Experimental beamline configuration. The beamline is composed of a photoinjector, matching quadrupoles (Quad set 1), a DEEX beamline, and a LPS diagnostic section. The photoinjector includes an rf photocathode gun and four accelerating cavities that accelerate the electron beam energy up to 44.5 MeV. The DEEX beamline consists of two EEX beamlines with a middle section for transverse manipulations between them. The LPS diagnostic section follows the second EEX beamline, and it is equipped with four quadrupole magnets (Quad set 3) for transverse focusing, a horizontal slit with a $100\text{−}\mathrm{\mu }\mathrm{m}$ opening, a TDC, and a spectrometer. Green dots indicate reference positions 1, 2, 3, and 4 on the experimental beamline.

Figure 2

Tunable bunch compression by DEEX beamline. The last quadrupole magnet in the middle section was scanned during the experiment. The red dots (with associated error bars) represent the measured final bunch lengths (${\sigma }_{z,4}$) for each value of the quadrupole gradient ($g_5$).

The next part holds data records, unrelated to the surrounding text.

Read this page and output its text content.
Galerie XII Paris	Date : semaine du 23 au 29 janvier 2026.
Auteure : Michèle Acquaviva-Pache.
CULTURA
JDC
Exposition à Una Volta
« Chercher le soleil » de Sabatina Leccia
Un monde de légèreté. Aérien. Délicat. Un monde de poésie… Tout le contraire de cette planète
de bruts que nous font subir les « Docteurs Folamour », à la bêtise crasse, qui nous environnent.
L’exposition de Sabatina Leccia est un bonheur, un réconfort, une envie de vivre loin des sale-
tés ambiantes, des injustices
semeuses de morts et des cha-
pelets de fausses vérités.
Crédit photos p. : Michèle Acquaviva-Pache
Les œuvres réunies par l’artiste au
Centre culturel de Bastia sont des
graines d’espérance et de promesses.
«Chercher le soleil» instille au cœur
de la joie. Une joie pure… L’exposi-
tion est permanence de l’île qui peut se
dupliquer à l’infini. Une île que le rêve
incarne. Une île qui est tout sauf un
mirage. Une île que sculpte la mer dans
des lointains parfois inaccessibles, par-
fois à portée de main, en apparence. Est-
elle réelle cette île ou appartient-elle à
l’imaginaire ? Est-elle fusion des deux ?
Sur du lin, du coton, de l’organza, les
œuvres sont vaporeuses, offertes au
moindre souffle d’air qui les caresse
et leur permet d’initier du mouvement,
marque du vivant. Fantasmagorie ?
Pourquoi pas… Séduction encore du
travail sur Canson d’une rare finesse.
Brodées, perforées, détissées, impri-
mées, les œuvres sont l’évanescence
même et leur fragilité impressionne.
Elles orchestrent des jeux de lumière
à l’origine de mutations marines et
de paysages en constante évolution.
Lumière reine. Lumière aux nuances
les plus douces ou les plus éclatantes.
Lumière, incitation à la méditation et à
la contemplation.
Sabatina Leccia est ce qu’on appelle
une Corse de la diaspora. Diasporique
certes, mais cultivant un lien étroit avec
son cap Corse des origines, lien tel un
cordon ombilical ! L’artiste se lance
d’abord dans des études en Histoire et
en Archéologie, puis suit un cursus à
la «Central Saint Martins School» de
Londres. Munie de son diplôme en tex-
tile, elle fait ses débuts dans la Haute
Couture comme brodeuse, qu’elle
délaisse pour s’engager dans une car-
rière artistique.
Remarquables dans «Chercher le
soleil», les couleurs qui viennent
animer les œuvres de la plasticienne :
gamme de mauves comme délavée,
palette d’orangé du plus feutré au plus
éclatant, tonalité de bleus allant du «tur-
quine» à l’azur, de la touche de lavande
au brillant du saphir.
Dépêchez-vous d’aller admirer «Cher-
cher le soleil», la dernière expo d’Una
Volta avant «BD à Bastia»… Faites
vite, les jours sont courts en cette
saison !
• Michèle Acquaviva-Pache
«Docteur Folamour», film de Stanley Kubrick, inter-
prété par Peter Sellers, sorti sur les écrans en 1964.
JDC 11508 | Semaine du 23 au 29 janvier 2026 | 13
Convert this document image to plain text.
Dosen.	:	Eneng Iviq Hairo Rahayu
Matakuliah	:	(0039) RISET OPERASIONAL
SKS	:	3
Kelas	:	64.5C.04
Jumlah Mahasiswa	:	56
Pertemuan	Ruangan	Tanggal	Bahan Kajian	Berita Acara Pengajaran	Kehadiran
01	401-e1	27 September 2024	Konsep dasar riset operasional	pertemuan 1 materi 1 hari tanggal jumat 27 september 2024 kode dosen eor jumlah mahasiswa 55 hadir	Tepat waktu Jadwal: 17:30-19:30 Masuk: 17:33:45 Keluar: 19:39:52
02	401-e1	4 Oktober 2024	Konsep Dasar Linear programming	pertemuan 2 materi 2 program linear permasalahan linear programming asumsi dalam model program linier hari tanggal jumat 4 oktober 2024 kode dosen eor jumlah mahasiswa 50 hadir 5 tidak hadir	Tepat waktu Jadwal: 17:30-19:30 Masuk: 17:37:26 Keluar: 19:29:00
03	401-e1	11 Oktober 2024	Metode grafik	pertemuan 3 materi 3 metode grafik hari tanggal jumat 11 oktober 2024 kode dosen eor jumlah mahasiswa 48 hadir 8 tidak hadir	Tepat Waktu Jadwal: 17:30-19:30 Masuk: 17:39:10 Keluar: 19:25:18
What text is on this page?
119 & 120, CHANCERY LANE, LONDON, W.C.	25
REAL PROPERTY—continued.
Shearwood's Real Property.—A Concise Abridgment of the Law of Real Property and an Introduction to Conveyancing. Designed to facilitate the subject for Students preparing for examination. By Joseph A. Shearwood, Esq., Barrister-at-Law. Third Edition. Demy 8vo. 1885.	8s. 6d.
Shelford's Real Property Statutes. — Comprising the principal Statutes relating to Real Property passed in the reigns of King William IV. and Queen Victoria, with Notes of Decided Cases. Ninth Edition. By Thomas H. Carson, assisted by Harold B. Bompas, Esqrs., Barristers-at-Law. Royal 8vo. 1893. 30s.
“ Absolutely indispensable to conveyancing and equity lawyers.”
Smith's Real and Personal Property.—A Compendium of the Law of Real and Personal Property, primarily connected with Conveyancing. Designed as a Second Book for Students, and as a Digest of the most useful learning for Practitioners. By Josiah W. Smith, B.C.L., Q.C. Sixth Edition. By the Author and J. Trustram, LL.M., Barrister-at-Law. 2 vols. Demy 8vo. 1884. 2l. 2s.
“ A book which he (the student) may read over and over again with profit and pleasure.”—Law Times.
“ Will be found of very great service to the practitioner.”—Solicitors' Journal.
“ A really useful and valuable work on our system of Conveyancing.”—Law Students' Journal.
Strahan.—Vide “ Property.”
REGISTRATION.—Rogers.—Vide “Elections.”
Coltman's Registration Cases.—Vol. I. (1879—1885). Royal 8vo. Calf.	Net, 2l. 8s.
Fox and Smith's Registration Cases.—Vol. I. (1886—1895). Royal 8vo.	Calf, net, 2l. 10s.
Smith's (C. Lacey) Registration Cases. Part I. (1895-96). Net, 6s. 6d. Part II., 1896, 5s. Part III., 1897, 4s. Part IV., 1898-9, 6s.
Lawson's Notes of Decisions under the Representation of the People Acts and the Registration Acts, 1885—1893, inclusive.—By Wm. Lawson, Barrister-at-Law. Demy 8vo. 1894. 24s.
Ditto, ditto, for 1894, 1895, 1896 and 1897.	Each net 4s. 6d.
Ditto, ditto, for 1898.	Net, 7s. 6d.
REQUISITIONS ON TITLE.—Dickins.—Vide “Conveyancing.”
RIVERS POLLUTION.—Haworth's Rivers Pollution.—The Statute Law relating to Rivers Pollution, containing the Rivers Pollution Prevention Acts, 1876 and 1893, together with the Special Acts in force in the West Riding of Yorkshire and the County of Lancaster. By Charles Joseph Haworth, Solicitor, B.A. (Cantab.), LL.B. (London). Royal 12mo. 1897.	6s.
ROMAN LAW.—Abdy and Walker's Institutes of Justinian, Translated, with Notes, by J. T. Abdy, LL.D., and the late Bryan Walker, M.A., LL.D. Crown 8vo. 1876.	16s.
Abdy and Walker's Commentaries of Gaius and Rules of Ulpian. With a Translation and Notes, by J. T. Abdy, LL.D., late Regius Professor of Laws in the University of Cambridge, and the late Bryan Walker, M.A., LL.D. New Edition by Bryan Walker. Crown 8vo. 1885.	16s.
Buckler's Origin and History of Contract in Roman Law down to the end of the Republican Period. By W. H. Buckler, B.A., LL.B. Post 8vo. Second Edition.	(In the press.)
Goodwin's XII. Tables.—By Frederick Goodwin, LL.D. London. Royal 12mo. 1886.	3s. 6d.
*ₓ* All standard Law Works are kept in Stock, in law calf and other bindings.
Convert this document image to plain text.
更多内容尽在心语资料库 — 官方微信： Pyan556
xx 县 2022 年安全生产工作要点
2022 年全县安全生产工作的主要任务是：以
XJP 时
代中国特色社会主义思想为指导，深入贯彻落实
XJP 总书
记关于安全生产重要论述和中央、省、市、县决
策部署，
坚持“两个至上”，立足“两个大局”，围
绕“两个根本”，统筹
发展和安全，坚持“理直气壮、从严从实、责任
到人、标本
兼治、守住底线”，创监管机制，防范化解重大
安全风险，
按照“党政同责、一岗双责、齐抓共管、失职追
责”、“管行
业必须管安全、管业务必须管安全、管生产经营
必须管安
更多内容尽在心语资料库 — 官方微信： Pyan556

The black curve indicates the final bunch length, which is estimated using Eq. (1). Because the quadrupole scan results are used to estimate ${ϵ}_{x,3}$ in Eq. (1), the black curve includes a finite error range, which is displayed as the blue shaded area. The red dashed line indicates the bunch length (${\sigma }_{z,1}$) at the entrance of the DEEX beamline (position 1).

Figure 3

Longitudinal chirp control by DEEX beamline. (a)–(e) show the measured longitudinal phase spaces with various combinations of the last two quadrupole magnets in the middle section. (f) shows ${\sigma }_{z,4}$ and the final longitudinal chirps corresponding to each case.

Figure 4

Third-order correction using an octupole magnet. (a)–(e) show measured longitudinal phase spaces with different octupole magnet strengths. The strengths of the octupole magnet were $(182,-182,-364,-546)\mathrm{T}/{\mathrm{m}}^3$. Each value corresponds to (a)–(e), respectively. (f) shows the third-order coefficient ($a_3$) of the polynomial fitting and the final bunch length (${\sigma }_{z,4}$) for each of the displayed cases.